PanCommunity
Leveraging Data and Models for Understanding and Improving Community Response in Pandemics
The goal of this integrative NSF Smart and Connected Communities research effort is to enhance the understanding of the complex relationships characterizing pandemics and interventions under crisis.
The global-scale response to the COVID-19 pandemic triggered drastic measures including economic shutdowns, travel bans, stay-home orders, and even complete lockdowns of entire cities, regions, and countries. The need to effectively produce and deliver PPE, testing and vaccines has affected different communities of stakeholders in different ways, requiring coordination at family/business units, counties/states to federal level entities. This project, therefore, considers communities at local, federal, and international (US and Japan) scales and investigate impact of testing, preventative measures and vaccines, when used in combination, to improve community and inter-agency response at the different scales. The impacts of this research includes technologies to help save lives, restore basic services and community functionality, and establish a platform that supports core capabilities including planning, public information, and warning.
The project organizes an interdisciplinary community, bringing together (a) computer/data scientists, (b) domain and social scientists and policy experts, (c) federal, state, local governments, (d) industry and nonprofits, and (e) educators, to serve as a nexus for major research collaborations that will: overcome key research barriers and explore and catalyze new paradigms and practices in cross-community response to pandemics; enable development and sharing of sustainable and reusable technologies, coupled with extensive broader dissemination activities; act as a resource for public policy guidance on relevant strategies and regulations; and provide education, broadening participation, and workforce development at all levels (K12 to postgraduate) for the next generation of scientists, engineers, and practitioners.
The project involves a close collaboration between Arizona State University in the United States, and Kyoto University in Japan. The project involves interfaces with community partners in Tempe, Arizona and Kyoto, as well as national-level civic organizations in both the U.S. and Japan.
You can also visit the PanCommunity Project @ NSF Smart and Connected Communities Virtual Organization
We are developing
new data and model informed methods, brought together in PanCommunity, to develop testing and vaccination policies, considering coordination, collaboration, and competition across communities at multiple scales.

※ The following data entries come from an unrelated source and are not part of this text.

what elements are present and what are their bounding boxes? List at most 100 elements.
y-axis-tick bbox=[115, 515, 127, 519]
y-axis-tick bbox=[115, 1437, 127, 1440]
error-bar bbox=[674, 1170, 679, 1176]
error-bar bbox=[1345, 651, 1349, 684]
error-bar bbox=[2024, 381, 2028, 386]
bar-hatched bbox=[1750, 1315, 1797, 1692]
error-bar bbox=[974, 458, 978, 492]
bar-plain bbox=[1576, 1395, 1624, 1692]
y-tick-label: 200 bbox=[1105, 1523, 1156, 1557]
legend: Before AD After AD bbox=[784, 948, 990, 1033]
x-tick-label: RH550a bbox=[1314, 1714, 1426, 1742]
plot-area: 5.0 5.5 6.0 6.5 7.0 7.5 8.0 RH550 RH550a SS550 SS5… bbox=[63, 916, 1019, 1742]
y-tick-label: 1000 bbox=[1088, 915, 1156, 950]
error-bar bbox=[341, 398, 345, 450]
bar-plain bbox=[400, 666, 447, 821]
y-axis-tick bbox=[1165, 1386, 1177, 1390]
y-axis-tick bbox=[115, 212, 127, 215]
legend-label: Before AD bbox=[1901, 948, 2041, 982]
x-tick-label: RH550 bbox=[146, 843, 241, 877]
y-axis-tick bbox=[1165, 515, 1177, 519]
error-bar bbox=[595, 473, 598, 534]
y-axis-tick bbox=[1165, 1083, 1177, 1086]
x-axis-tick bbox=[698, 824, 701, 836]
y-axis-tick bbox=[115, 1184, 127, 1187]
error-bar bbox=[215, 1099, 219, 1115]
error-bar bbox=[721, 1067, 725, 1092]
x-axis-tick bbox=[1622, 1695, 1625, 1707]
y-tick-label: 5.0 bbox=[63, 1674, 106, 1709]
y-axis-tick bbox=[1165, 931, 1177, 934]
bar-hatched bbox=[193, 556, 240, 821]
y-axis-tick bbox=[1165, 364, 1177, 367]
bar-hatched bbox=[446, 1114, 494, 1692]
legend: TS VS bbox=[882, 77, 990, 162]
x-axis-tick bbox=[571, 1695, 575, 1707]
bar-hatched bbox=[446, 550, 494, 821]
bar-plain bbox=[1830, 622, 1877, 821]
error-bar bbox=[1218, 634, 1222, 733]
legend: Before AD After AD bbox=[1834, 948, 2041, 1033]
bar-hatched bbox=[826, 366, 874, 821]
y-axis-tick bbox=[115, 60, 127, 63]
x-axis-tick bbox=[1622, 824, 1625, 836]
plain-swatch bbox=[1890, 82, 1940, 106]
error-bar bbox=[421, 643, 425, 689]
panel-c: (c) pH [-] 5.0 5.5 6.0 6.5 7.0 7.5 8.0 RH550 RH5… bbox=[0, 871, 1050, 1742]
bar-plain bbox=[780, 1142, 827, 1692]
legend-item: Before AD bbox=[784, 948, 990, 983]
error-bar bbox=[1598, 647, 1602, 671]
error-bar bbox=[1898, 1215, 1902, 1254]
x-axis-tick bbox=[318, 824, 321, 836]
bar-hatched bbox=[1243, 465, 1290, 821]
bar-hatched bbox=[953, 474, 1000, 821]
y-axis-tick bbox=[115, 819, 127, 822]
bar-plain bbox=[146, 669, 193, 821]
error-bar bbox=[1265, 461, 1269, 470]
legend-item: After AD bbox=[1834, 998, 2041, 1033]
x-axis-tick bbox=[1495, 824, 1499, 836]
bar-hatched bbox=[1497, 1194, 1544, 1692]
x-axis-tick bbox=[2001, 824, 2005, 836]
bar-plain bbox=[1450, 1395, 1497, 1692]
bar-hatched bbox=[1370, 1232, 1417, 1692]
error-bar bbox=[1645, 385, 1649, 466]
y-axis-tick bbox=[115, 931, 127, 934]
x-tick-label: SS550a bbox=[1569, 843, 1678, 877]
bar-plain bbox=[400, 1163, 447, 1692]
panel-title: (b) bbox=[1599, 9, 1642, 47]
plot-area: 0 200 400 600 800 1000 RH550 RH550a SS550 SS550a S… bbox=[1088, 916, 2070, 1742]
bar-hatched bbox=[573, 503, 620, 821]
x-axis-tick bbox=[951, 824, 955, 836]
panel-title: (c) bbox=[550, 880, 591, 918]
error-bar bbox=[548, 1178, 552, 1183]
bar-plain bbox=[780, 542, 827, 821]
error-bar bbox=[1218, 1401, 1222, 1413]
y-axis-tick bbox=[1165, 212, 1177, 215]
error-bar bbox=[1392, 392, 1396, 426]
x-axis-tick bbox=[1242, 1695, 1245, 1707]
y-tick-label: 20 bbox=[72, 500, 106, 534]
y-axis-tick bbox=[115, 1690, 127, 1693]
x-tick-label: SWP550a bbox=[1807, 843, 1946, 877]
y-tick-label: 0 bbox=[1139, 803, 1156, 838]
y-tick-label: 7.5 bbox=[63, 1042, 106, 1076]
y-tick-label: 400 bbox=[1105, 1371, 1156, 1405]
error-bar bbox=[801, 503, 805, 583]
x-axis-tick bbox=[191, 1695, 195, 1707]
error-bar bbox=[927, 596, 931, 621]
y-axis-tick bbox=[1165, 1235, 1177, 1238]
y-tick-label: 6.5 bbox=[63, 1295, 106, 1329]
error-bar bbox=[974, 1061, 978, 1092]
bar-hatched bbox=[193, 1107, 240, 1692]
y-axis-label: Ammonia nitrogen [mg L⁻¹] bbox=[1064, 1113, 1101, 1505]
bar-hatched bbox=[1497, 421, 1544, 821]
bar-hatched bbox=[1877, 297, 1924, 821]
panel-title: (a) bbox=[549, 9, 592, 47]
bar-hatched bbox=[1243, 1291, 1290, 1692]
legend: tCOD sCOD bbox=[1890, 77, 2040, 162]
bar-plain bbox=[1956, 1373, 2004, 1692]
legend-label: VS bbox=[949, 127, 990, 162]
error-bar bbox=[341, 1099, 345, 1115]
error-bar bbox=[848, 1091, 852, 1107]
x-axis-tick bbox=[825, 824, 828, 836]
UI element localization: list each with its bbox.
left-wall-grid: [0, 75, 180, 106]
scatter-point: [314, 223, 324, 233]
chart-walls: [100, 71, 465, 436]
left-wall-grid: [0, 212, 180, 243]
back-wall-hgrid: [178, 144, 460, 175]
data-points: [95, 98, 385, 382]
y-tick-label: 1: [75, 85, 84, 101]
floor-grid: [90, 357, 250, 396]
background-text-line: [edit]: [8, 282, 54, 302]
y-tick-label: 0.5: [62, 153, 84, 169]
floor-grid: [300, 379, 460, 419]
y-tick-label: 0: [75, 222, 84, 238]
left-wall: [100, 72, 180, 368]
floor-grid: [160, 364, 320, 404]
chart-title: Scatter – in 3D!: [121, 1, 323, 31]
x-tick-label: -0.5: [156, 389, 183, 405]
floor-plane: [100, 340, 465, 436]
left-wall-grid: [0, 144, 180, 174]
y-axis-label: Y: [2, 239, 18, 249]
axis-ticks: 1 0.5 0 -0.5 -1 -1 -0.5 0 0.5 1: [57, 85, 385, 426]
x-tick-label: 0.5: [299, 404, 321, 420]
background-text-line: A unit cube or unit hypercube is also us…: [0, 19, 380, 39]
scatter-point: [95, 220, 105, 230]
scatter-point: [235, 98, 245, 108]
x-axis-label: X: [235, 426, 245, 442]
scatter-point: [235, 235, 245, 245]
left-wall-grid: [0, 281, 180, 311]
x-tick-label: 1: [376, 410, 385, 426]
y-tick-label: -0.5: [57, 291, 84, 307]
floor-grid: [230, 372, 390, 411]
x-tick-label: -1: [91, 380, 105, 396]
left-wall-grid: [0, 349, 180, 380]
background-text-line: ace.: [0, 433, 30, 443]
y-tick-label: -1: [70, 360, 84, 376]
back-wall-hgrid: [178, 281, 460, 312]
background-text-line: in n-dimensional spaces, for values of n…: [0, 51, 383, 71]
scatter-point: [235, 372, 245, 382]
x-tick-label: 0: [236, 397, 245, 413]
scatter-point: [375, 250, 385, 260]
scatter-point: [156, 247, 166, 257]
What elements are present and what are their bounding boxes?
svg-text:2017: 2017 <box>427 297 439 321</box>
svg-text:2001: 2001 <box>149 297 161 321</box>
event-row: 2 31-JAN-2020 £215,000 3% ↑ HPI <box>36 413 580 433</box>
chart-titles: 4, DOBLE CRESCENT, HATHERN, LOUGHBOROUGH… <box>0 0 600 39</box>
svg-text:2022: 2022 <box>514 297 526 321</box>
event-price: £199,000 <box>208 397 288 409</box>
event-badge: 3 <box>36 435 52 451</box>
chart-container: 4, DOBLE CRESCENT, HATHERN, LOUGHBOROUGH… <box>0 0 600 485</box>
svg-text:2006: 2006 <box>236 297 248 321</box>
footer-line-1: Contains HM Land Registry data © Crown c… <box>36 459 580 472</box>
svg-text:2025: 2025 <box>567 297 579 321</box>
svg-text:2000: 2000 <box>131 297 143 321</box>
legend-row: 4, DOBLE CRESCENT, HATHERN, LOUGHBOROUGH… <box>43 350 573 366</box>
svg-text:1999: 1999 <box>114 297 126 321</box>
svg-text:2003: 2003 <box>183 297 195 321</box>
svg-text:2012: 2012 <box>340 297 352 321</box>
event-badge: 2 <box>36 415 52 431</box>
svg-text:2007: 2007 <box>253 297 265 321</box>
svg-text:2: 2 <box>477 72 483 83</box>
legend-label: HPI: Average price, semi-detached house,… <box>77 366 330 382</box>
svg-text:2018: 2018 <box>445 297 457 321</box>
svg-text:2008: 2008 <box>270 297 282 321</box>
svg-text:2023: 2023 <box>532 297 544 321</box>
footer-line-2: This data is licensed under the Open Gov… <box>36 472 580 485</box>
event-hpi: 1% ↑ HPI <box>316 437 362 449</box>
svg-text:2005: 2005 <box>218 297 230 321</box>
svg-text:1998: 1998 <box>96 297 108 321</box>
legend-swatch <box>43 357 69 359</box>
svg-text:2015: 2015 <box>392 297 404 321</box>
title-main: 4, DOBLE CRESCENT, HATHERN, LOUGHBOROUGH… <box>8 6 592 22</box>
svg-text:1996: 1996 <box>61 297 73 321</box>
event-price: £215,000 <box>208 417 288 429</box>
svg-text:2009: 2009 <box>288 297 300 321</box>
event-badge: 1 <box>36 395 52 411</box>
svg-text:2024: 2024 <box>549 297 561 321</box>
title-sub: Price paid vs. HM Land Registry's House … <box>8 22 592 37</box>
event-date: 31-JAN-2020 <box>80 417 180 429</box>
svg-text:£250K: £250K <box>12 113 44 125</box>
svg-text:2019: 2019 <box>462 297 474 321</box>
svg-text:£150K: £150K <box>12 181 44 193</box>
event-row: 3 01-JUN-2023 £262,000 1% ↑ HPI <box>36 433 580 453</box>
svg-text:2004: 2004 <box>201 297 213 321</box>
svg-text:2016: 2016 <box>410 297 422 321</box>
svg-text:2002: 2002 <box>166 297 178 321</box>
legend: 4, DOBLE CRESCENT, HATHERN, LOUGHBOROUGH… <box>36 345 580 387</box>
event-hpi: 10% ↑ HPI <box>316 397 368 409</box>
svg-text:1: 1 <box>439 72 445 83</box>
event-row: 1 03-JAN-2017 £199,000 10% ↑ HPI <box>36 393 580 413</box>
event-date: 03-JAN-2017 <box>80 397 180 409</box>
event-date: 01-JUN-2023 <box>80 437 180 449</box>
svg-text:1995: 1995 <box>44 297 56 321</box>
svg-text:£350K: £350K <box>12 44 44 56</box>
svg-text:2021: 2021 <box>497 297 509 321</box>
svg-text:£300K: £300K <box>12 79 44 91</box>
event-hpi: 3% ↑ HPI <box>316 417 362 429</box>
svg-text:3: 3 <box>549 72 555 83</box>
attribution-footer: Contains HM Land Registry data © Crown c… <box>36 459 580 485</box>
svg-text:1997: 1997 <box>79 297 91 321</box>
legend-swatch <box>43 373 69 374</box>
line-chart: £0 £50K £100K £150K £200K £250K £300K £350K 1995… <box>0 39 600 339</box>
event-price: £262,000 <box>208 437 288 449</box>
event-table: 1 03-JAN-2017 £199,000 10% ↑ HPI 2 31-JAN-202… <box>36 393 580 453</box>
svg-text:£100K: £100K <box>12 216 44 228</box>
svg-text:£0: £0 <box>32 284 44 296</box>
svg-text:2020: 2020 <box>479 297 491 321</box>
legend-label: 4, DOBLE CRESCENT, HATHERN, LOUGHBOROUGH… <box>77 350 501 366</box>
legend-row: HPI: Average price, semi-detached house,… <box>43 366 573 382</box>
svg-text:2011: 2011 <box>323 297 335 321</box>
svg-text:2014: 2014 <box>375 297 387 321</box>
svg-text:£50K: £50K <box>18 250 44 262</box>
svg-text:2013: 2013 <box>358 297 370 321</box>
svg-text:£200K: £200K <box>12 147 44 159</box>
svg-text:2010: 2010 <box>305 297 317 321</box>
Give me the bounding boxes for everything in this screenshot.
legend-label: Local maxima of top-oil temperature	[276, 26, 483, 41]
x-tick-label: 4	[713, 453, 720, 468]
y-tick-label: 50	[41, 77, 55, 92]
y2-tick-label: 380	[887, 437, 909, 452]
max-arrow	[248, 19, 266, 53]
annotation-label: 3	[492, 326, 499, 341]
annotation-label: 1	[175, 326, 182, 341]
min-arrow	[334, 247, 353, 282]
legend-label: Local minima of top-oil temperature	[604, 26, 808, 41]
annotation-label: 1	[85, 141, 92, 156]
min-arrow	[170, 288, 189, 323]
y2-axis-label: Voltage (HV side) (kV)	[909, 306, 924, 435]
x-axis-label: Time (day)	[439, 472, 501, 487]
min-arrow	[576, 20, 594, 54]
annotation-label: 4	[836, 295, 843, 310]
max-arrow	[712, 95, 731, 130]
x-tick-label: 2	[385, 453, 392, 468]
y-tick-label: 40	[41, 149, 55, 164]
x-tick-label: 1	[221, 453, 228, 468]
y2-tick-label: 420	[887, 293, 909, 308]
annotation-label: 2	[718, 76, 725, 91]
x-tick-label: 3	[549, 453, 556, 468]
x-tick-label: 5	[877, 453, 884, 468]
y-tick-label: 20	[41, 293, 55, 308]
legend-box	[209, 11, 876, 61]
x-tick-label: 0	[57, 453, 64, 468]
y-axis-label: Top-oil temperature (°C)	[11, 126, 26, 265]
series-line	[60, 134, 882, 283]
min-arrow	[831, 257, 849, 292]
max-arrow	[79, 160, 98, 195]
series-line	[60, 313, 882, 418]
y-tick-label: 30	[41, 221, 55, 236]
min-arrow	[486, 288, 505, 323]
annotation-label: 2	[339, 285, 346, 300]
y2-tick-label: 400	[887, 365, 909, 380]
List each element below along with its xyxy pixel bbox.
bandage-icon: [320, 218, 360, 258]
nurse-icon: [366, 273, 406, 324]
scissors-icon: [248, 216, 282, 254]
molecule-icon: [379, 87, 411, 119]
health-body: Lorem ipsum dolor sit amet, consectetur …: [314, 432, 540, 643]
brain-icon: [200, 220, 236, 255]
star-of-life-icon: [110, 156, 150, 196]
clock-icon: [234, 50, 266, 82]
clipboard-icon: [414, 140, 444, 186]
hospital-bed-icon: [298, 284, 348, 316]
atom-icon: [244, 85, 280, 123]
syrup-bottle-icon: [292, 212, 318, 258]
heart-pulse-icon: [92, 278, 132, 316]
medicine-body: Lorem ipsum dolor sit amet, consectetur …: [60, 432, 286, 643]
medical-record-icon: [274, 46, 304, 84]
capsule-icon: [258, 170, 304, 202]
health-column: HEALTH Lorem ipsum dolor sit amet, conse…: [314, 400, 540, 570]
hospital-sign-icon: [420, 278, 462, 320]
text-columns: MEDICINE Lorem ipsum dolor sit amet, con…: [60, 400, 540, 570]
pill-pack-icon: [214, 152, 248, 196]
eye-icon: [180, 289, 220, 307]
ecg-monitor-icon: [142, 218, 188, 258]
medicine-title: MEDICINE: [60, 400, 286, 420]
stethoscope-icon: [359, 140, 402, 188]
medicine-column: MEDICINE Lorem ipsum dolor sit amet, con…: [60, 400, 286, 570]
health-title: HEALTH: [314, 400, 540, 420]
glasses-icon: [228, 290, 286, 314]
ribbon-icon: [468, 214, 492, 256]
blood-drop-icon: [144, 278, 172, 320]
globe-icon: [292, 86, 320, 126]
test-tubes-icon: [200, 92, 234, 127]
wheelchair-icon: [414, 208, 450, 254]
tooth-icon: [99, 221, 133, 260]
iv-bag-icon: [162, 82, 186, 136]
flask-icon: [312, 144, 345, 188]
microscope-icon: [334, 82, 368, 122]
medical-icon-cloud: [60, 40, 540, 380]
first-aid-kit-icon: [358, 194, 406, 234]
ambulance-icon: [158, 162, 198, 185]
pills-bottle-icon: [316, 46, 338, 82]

novel coupled simulation and optimization frameworks that account not only for economical but also social costs in supporting decision making.
Motivation
When making decisions impacting public utility and encouraging and/or enforcing (possibly unpopular) behavioral rules, public administrators need to also rely on data and knowledge supporting their choices, which can be used to better inform those citizens who will be affected by such decisions. Often times, decision makers would need to conduct hypothetical reasoning, to estimate the implications of actions they are considering, or the impacts of new laws (such as enforcing some prohibition, or setting new thresholds in the definition of allowed activities) which they are planning to enact. Yet, the dynamics of complex interconnected systems under pandemic and other disaster/emergency scenarios are extremely difficult and improving the resilience of communities brings forth various challenges that are difficult, or even out-right impossible, with the technologies available today.
The nature of the observational data these systems produce (e.g., transmissibility of the disease, level of spread across spatially and socially distributed communities) collected from diverse sources is highly dynamical and heterogeneous. Also, these data are inherently sparse due to expensive, inconsistent, or infeasible sensing in the real-world, and the impossibility to collect data from scenarios that have not been observed, but are central to decision making. While synthetic data from models potentially address these challenges, methods in model description and assessment, simulation ensemble generation, and high-performance model composition are far from being readily usable. Moreover, to allow contextually-relevant decision making, there is need for participatory systems which allows user and communities to provide their own domain knowledge, and support combining existing data and local community resources and constraints.